Du qu’en dira-t-on ! Évidemment, et c’est normal.
De votre propre regard aussi et de celui de votre conjoint, cela arrive plus souvent qu’on croit.
Vous l’avez peut-être pensé, tout bas ou tout haut d’ailleurs, avant d’être confrontée au problème.
« Mais qu’est-ce qu’elles font toute la journée ces feignasse qui restent à la maison ? Ces dinosaures qui n’ont rien compris aux revendications féministes. Je travaille, moi !
C’était bon pour nos mères et nos grand-mères d’être entretenues par un mec, de ne rien faire de ses journées et de dépenser un argent qu’on n’a pas gagné. Je suis autonome financièrement, moi !
Et mes études, à quoi vont-elles servir ? Je vaux mieux que ça, moi ! »

Alors, pourquoi la question s’est-elle posé un beau jour, pourquoi avons-nous senti qu’il n’y avait rien de plus urgent, de plus important que de prendre sa responsabilité au foyer, de rester à la maison ?
Dans la plupart des cas c’est l’arrivée d’un bébé qui fait tout basculer. Ce n’est pas la seule raison, il y en a bien d’autres mais je vais m’arrêter sur celle-là car c’est la plus fréquente.
Vous êtes mariée ou en couple, une naissance s’annonce. Vous sentez bien dans votre cœur et dans votre corps qu’un immense chamboulement est en train de se faire. Ce petit être qui va naître est une promesse merveilleuse de la vie que vous allez donner. C’est la chose la plus immense, et en même temps la plus simple et la plus fragile que l’homme et la femme soient capables de créer dans ce monde.
Que la vie qui est en vous se prolonge d’une façon tout à fait nouvelle et pourtant en partie semblable, quoi de plus extraordinaire ? Quel pouvoir !
Mais donner la vie ne suffit pas, il faut en prendre la responsabilité, pleinement, complètement.
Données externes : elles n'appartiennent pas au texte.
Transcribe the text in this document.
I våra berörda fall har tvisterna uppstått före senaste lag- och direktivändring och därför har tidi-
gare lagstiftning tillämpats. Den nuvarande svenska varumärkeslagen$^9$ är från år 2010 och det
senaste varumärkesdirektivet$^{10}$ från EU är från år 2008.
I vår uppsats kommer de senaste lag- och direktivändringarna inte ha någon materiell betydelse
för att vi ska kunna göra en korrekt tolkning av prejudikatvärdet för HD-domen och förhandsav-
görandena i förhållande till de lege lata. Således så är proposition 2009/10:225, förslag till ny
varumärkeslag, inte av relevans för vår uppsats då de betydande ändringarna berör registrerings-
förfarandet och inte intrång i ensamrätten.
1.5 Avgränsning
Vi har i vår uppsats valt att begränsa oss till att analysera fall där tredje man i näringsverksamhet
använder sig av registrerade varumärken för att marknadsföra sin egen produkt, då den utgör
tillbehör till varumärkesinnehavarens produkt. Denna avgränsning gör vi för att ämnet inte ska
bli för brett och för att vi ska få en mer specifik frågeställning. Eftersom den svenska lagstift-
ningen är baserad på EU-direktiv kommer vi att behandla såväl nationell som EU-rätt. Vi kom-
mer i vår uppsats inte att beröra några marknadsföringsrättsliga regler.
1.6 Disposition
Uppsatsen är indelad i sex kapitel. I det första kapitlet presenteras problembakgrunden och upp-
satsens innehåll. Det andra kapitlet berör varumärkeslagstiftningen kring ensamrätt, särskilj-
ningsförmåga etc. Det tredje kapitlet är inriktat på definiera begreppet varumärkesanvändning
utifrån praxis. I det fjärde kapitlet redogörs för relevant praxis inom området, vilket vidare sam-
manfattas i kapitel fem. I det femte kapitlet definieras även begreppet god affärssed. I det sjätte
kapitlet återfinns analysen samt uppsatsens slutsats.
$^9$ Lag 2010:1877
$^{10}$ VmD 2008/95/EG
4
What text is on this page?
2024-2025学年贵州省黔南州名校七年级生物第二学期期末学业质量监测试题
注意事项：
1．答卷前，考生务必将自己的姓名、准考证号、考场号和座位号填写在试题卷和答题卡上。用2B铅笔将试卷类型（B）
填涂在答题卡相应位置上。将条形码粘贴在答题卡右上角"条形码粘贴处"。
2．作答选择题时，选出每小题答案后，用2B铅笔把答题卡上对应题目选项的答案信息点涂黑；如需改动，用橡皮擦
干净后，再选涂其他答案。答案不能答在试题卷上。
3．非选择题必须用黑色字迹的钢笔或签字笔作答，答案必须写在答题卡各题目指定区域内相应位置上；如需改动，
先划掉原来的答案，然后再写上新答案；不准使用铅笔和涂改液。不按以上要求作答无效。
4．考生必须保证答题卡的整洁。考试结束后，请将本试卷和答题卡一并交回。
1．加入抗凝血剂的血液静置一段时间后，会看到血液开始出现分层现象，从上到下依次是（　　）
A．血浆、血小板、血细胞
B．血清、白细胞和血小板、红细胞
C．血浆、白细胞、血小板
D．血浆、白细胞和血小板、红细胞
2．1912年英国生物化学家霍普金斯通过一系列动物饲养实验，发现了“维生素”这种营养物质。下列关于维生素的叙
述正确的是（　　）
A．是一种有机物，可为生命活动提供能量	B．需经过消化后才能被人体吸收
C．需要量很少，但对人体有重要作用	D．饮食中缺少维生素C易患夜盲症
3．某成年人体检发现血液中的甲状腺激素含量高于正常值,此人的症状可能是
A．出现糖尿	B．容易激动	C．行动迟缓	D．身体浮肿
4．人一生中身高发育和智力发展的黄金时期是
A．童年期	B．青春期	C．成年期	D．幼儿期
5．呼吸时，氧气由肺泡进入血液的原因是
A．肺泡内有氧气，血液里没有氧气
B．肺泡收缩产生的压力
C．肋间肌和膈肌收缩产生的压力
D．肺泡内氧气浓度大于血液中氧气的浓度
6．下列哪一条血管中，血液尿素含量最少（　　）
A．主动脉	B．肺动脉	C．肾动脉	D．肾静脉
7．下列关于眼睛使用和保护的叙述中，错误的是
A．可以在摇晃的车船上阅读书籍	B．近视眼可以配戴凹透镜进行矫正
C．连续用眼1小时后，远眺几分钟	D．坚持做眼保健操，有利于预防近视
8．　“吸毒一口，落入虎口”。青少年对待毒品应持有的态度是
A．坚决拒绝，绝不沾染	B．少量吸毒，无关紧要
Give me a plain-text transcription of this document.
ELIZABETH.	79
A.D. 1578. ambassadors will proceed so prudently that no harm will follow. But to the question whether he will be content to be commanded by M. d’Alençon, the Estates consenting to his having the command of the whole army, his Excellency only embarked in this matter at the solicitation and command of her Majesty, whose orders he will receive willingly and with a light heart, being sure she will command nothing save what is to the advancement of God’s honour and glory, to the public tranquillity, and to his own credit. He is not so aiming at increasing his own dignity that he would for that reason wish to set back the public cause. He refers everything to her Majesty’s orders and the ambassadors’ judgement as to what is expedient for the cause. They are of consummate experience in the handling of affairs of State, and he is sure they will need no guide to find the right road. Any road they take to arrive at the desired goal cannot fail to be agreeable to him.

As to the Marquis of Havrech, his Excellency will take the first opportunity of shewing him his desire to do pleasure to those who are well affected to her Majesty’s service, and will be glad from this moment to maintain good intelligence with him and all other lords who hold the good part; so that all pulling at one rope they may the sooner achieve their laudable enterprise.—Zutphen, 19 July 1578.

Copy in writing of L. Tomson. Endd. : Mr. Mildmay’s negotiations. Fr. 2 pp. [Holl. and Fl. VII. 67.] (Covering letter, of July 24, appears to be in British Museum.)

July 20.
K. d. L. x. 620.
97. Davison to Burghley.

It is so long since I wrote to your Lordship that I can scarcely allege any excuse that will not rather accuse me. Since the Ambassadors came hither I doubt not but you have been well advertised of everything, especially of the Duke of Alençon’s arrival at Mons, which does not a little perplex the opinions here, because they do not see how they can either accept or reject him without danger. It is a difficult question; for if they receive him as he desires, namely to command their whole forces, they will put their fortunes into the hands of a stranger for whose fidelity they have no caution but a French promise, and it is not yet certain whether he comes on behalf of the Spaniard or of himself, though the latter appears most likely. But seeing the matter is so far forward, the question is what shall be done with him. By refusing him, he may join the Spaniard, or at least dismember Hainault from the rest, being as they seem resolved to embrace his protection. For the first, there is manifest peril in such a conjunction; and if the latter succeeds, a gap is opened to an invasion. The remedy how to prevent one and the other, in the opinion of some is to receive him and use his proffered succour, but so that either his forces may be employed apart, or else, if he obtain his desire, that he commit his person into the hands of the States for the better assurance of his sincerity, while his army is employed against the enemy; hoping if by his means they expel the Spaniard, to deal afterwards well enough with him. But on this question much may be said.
C’est une histoire d’amour mais d’amour responsable.
Donner le gîte, le couvert et payer pour qu’on s’occupe de votre enfant est à la portée de tous ceux qui ont de l’argent.
L’élever, l’éduquer chaque jour, lentement avec amour et tendresse, appartient à ceux qui imaginent déjà la grandeur de leur enfant. Ils réalisent que personne, jamais personne ne saura mieux qu’eux parents,  voir le chemin qui accompagne leur progéniture, même s’il faut pour cela trouver parfois de l’aide ailleurs.
Se faire accompagner, être aidé : bien  sûr ! Mais les parents ne doivent pas se décharger de leurs responsabilités avant que leur enfant ne soit devenu adulte.
L’amour se construit tous les jours. Connaître son enfant et se faire connaître de lui pour que la confiance s’installe n’est pas une mince affaire.

Soyons femme au foyer, allons-y sans peur. Aujourd’hui cela demande de l’audace, pourquoi n’en serions-nous pas capables ? Quant à  la liberté qui l’accompagne, elle est à apprivoiser et ce n’est pas si facile. OK. Nous allons essayer de voir comment faire.